In many of the cases, none of the changes were reported by the financial institutions and those whose knowledge is in the mentioned field.

Currently in Spain more than 70,000 multi currency mortgages exist. The first law suites that were issued, were rarely ever favorable to the bank customers. This was because following the guidelines of the Bank of Spain, the courts understood that we were facing a complex product, but the customers should have understood and been more aware of this complicity. However, everything has changed with the Supreme Court ruling of June 30, 2015, which states that the multicurrency mortgages contain embedded derivatives, and therefore this is a complex product, and applies the law of the market and in certain cases the enforcement mifid.

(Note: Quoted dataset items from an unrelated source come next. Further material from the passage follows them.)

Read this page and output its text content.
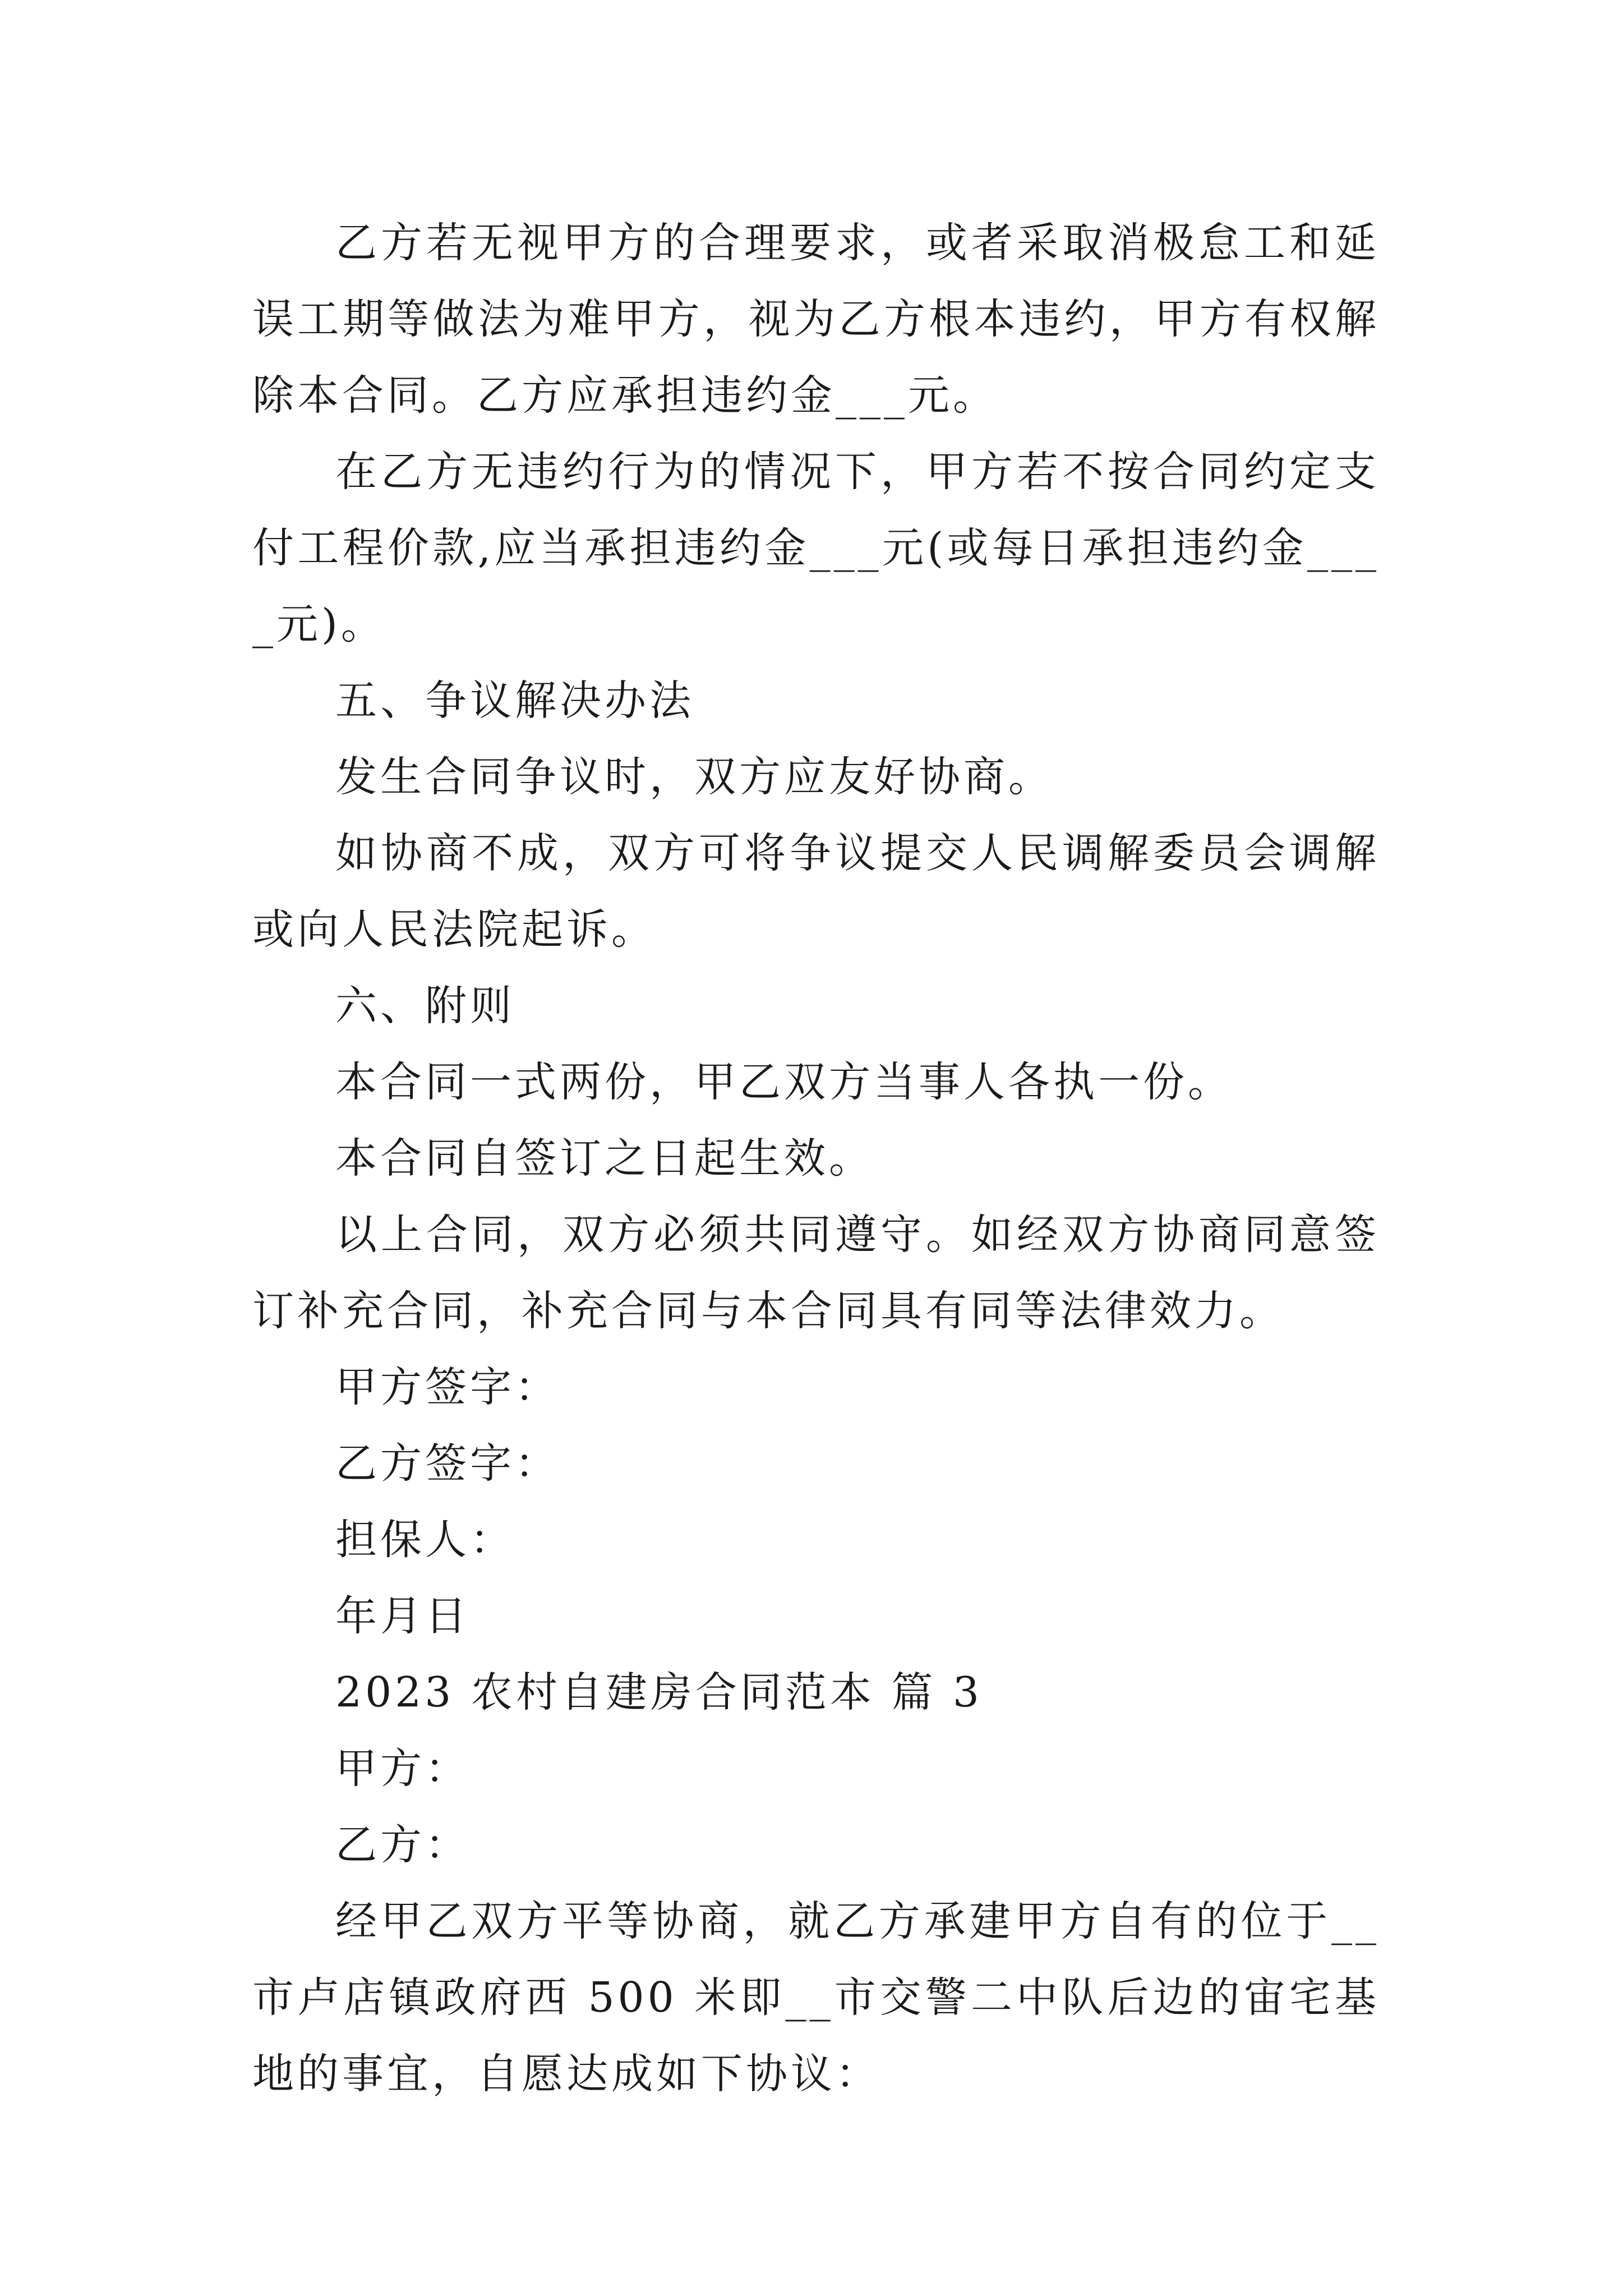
乙方若无视甲方的合理要求，或者采取消极怠工和延误工期等做法为难甲方，视为乙方根本违约，甲方有权解除本合同。乙方应承担违约金___元。

在乙方无违约行为的情况下，甲方若不按合同约定支付工程价款,应当承担违约金___元(或每日承担违约金____元)。

五、争议解决办法

发生合同争议时，双方应友好协商。

如协商不成，双方可将争议提交人民调解委员会调解或向人民法院起诉。

六、附则

本合同一式两份，甲乙双方当事人各执一份。

本合同自签订之日起生效。

以上合同，双方必须共同遵守。如经双方协商同意签订补充合同，补充合同与本合同具有同等法律效力。

甲方签字：

乙方签字：

担保人：

年月日

2023 农村自建房合同范本 篇 3

甲方：

乙方：

经甲乙双方平等协商，就乙方承建甲方自有的位于__市卢店镇政府西 500 米即__市交警二中队后边的宙宅基地的事宜，自愿达成如下协议：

On the other side,  the court in Luxembourg, in recent judgment of December 5, 2015, has determined that a consumer loan indexed in a foreign currency doesn’t fall within what is considered investment services and must not therefore be complied with the investment rules.

However, the war is not lost. The court appeals and states “that it is for the internal legal order of each Member State to determine the contractual consequences where an investment firm offering an investment service fails”.

Many professionals, associations and lawyers are believe it is the perfect time to go to court. Thanks to what Luxembourg has concluded, it is the mere absence of a personal test or binding offer that implies the invalidity of the contract. The bank can no longer be impasse, for now they were obliged to assess the profile of customers, as also in the pre-contractual information or binding offer to be aware of whom the client was, and  not sell fx loans indiscriminately, whilst not having any previous experience in derivatives.

This is why ASUFIN is preparing a collective law suit against the national bank Bankinter and others like Banco Popular or Barclays, and the placing of FX loans to more than 25.000 citizens. It is the perfect timing, in a national and European sense, to make justice for those that are victims of the banking system and its products. ASUFIN  is also the Spanish association that is going to Brussels the 7th of June to explain the problem with FX LOANS, and how it is possible to recover the money that was lost, whilst working in parallel to conform a European Association for the defense of the bank consumers.